Upon the death of Marietta Glover on June 16, 1905, all her separate property descended to and vested at once in all her heirs, under the provisions of sec. 5702, Rev. Statutes of 1887. (Brenham v. Story, 39 Cal. 179, 188; Estate of Woodworth, 31 Cal. 595, 604; Gossage v. Crown Point Min. Co., 14 Nev. 153, 158; Smith v. Olmstead, 88 Cal. 582, 22 Am. St. 336, 26 P. 521, 12 L. R. A. 46, 48; Raulet v. Northwestern Nat. Ins. Co., 157 Cal. 213, 107 P. 292, 297; In re Campbell's Estate, 149 Cal. 712, 87 P. 573, 575; State v. Miller, 149 Cal. 208, 85 P. 609; In re Wickersham's Estate, 7 Cal. Unrep. 70, 70 P. 1079; Reed v. Stewart, 12 Idaho 699, 87 P. 1002, 1152; Wren v. Dixon, 40 Nev. 170, Ann. Cas. 1918D, 1064, 161 P. 722, 167 P. 324.)
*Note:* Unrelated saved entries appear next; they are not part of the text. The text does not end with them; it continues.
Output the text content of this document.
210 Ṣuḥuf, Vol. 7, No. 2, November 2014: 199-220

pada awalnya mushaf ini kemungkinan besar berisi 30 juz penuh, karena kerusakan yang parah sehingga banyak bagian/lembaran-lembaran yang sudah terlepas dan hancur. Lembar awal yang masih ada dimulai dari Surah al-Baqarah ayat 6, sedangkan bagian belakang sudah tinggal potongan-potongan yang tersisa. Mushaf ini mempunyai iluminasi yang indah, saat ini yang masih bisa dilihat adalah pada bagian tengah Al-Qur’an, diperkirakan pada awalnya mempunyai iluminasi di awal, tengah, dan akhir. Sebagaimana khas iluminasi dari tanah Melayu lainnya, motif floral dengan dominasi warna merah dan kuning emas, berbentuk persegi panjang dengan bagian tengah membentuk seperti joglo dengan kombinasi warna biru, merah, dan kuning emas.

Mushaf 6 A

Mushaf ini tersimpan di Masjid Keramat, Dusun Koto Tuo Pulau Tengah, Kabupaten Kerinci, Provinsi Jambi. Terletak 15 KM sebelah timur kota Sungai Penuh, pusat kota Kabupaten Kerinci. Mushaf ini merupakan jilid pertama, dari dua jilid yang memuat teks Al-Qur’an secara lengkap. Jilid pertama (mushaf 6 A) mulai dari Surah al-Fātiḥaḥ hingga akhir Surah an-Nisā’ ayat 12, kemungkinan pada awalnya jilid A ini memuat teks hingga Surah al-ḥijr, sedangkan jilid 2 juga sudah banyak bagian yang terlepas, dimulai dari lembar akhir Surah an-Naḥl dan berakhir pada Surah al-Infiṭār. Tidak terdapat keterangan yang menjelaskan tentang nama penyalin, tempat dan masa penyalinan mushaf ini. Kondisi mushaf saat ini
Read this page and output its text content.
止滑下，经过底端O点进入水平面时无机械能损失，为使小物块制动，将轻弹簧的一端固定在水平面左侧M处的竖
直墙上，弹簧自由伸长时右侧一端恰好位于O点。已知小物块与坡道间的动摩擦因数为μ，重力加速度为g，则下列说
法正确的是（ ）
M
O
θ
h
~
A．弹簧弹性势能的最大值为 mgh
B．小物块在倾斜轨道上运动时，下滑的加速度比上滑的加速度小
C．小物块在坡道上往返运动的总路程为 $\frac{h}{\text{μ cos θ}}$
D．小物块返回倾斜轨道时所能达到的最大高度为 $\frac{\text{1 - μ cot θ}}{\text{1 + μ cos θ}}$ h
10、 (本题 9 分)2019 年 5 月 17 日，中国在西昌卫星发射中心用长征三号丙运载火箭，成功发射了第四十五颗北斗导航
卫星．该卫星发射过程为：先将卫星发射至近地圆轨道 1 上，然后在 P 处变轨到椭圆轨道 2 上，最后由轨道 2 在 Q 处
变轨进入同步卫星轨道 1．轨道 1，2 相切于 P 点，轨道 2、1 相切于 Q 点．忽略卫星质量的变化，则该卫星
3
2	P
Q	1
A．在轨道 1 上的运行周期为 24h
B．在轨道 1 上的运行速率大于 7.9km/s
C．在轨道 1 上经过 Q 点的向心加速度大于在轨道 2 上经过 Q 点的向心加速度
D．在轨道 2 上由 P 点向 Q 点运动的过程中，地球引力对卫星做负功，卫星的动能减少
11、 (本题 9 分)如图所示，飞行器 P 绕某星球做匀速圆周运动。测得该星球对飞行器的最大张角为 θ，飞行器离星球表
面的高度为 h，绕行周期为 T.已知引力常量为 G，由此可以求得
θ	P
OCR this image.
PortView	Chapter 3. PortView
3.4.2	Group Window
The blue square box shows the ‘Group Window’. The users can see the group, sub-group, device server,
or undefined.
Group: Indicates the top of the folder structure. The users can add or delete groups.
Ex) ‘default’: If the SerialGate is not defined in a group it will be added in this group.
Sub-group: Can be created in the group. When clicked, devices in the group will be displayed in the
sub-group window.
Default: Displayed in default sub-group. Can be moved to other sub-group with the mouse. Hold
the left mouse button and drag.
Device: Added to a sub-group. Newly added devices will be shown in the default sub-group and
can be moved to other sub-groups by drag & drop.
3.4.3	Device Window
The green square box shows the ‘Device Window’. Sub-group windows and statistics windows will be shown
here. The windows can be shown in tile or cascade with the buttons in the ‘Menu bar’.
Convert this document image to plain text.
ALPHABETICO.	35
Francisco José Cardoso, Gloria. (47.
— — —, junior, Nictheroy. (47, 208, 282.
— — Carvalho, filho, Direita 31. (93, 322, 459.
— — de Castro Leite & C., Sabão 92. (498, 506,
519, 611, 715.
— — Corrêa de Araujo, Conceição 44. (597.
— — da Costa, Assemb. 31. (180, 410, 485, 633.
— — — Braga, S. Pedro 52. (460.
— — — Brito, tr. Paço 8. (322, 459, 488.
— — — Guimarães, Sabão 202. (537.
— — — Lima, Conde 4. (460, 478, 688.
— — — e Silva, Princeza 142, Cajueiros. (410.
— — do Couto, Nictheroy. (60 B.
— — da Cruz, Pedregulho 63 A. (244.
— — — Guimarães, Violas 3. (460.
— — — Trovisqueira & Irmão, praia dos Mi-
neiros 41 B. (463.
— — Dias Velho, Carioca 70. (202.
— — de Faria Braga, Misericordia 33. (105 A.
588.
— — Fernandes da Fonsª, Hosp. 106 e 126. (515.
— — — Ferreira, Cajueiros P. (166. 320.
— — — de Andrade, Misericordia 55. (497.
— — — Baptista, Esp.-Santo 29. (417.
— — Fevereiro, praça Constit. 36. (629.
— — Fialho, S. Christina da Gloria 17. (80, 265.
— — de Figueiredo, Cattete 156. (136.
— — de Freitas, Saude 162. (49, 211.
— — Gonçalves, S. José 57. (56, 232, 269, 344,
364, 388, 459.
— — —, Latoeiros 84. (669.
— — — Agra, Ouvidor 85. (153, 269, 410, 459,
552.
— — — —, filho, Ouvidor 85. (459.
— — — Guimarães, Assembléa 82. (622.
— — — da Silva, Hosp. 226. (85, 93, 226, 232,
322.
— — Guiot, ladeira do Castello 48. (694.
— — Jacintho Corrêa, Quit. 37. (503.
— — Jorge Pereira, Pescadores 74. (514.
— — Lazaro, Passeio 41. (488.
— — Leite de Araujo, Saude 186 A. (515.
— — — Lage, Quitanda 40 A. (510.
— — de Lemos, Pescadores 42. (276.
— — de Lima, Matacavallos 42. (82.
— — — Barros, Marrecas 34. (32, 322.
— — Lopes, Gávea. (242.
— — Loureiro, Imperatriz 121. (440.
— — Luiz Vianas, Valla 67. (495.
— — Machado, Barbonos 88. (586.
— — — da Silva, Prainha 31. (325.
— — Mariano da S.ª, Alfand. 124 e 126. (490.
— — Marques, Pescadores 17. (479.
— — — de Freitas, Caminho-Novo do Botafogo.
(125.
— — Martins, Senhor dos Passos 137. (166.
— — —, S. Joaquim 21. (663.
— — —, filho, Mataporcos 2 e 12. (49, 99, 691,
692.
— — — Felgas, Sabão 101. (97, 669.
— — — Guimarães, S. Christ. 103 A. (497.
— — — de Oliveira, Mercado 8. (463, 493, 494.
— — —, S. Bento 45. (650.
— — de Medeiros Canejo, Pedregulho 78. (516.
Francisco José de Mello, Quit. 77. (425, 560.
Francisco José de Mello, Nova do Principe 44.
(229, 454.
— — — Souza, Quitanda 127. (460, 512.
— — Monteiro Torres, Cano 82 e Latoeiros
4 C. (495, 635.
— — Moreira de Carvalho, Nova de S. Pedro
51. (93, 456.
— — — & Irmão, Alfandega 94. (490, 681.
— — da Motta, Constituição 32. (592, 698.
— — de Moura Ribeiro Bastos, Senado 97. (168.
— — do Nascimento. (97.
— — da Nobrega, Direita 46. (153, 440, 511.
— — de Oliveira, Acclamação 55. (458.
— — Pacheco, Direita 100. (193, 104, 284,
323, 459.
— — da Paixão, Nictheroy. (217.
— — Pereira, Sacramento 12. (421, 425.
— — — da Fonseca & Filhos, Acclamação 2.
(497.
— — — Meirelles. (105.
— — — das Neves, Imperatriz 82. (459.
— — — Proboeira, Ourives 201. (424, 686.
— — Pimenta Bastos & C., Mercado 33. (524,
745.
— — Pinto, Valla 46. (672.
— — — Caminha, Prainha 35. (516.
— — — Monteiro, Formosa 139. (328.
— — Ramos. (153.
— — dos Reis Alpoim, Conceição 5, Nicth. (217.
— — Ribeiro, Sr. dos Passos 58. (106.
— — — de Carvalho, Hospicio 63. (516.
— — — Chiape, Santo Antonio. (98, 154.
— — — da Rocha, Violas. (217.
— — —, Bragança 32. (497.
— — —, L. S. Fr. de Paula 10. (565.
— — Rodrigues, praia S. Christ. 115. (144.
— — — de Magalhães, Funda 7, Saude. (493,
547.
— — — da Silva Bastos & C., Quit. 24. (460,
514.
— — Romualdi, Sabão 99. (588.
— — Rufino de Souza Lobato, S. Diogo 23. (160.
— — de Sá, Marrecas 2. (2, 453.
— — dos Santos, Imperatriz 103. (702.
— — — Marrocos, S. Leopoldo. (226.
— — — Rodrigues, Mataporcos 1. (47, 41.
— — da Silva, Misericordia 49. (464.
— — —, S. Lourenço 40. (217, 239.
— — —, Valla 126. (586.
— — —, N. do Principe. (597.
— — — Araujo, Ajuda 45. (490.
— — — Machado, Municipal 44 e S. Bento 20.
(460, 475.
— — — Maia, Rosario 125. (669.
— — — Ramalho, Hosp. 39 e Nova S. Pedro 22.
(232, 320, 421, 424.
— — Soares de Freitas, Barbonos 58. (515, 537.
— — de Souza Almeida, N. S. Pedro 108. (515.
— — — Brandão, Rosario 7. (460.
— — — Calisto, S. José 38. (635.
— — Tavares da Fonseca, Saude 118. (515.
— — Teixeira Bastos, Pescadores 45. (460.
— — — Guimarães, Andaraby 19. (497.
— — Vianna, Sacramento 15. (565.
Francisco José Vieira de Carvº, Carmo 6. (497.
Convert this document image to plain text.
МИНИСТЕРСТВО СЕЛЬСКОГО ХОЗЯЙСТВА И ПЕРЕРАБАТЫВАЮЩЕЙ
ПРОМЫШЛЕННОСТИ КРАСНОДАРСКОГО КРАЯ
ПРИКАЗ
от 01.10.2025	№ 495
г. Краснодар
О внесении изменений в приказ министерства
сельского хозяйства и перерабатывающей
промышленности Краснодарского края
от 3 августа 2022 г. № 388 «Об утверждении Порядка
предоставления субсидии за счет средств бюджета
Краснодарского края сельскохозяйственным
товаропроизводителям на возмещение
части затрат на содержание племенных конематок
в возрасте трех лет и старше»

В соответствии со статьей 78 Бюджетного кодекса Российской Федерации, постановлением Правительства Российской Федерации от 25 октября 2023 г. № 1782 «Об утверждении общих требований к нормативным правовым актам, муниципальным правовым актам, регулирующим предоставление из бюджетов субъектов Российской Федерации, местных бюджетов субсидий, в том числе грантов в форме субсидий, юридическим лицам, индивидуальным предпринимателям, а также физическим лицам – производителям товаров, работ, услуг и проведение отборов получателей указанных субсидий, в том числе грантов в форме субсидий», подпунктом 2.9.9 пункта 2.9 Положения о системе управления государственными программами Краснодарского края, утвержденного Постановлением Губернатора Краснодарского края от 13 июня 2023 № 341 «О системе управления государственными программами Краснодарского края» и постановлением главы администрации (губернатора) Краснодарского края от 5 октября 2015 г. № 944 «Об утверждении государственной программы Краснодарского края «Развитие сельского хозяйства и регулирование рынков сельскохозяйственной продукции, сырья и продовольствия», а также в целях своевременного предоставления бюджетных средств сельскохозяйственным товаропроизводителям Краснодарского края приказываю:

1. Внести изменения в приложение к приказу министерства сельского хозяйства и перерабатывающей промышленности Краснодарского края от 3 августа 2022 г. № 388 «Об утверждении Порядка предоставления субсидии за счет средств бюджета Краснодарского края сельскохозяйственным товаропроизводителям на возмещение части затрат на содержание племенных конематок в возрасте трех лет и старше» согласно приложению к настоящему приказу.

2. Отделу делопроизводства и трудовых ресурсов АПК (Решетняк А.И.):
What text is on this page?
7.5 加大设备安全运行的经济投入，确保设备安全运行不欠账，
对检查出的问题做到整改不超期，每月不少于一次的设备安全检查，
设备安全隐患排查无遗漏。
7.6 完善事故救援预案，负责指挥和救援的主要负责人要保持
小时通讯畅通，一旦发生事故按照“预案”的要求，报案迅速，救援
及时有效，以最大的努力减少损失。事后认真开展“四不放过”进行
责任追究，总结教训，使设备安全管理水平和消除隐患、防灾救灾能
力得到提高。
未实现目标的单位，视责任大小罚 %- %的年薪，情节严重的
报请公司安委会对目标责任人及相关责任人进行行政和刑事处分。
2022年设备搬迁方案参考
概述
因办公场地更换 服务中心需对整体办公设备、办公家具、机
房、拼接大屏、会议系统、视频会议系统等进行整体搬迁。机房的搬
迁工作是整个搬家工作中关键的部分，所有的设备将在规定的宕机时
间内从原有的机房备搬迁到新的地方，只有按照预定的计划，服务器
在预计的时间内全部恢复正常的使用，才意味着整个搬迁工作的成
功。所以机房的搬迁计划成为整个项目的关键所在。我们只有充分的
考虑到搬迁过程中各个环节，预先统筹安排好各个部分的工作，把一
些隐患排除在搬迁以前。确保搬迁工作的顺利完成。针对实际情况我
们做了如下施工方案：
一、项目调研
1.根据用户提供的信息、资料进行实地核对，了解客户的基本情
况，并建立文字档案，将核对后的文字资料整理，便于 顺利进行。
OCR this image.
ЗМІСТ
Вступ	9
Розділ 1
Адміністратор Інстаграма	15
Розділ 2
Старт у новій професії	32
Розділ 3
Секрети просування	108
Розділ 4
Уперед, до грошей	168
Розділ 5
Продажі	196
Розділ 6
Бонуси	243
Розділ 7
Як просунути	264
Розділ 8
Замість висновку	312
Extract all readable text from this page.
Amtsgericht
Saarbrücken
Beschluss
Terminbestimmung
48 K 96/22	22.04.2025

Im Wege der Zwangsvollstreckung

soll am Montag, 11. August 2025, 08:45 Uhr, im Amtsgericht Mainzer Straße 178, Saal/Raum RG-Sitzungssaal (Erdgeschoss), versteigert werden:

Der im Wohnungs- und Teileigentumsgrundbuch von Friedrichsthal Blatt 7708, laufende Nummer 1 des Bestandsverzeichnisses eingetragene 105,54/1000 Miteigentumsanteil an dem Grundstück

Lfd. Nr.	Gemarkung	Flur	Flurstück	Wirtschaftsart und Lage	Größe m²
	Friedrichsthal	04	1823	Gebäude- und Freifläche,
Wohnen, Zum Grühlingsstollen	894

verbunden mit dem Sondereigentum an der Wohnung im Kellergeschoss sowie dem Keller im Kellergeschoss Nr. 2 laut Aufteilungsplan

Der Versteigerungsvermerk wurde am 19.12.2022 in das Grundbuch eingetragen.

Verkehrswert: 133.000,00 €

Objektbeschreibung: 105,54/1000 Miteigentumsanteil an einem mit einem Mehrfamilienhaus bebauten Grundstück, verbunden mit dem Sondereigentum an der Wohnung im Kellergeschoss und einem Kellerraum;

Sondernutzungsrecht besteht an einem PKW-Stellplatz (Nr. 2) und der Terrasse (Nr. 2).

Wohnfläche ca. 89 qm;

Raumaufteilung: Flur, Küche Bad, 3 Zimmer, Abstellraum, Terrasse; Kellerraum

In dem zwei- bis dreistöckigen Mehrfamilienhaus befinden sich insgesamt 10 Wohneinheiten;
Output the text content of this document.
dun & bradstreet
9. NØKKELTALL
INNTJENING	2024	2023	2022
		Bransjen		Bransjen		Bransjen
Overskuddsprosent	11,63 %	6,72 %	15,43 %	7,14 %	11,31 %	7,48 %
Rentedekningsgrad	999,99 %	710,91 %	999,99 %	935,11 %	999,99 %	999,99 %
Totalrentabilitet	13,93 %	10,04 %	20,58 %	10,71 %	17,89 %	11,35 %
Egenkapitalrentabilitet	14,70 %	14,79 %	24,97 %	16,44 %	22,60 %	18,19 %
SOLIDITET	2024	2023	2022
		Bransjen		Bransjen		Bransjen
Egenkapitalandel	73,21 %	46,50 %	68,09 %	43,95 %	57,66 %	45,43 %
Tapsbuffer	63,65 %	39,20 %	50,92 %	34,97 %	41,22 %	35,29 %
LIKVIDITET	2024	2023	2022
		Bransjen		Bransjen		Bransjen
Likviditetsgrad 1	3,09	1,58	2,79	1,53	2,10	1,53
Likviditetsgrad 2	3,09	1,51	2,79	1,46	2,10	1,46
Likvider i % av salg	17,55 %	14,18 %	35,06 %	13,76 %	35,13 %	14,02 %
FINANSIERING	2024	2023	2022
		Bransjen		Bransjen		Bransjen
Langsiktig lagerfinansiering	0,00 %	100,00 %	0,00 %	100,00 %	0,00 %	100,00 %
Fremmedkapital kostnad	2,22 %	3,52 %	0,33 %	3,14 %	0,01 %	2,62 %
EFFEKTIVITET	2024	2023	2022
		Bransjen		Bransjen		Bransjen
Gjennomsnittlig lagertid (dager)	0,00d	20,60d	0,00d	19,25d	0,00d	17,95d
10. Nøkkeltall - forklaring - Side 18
The title to the land vested in the heirs at decedent's death, subject only to such powers of administration as were then possessed by the court. (In re Newlove's Estate, 142 Cal. 377, 75 P. 1083.)

A final decree of distribution of a probate court does not create title in the heirs, but simply releases the title from certain conditions imposed by the statutes. (Robinson v. Fair, 128 U.S. 53, 9 S.Ct. 30, 32 L.Ed. 415.) The heir takes subject to administration; with that limitation only, he holds precisely the title held by the ancestor. (McCaughey v. Lyall, 224 U.S. 558, 32 S.Ct. 602, 56 L.Ed. 883; see, also, Rose's U. S. Notes.)

The heir obtains title by descent, and not through the process of the probate court. (Lohmann v. Helmer, 104 F. 178; Binswanger v. Henninger, 1 Alaska, 509.)

If the land was in fact community property, the probate court had no jurisdiction over it and all probate proceedings were void so far as they purported to affect this land. (In re Klumpke's Estate, 167 Cal. 415, 139 P. 1062; Finnerty v. Pennie, 100 Cal. 404, 34 P. 869; In re Burdick's Estate, 5 Cal. Unrep. 6, 40 P. 35; In re Brady's Estate, 171 Cal. 1, 151 P. 275.)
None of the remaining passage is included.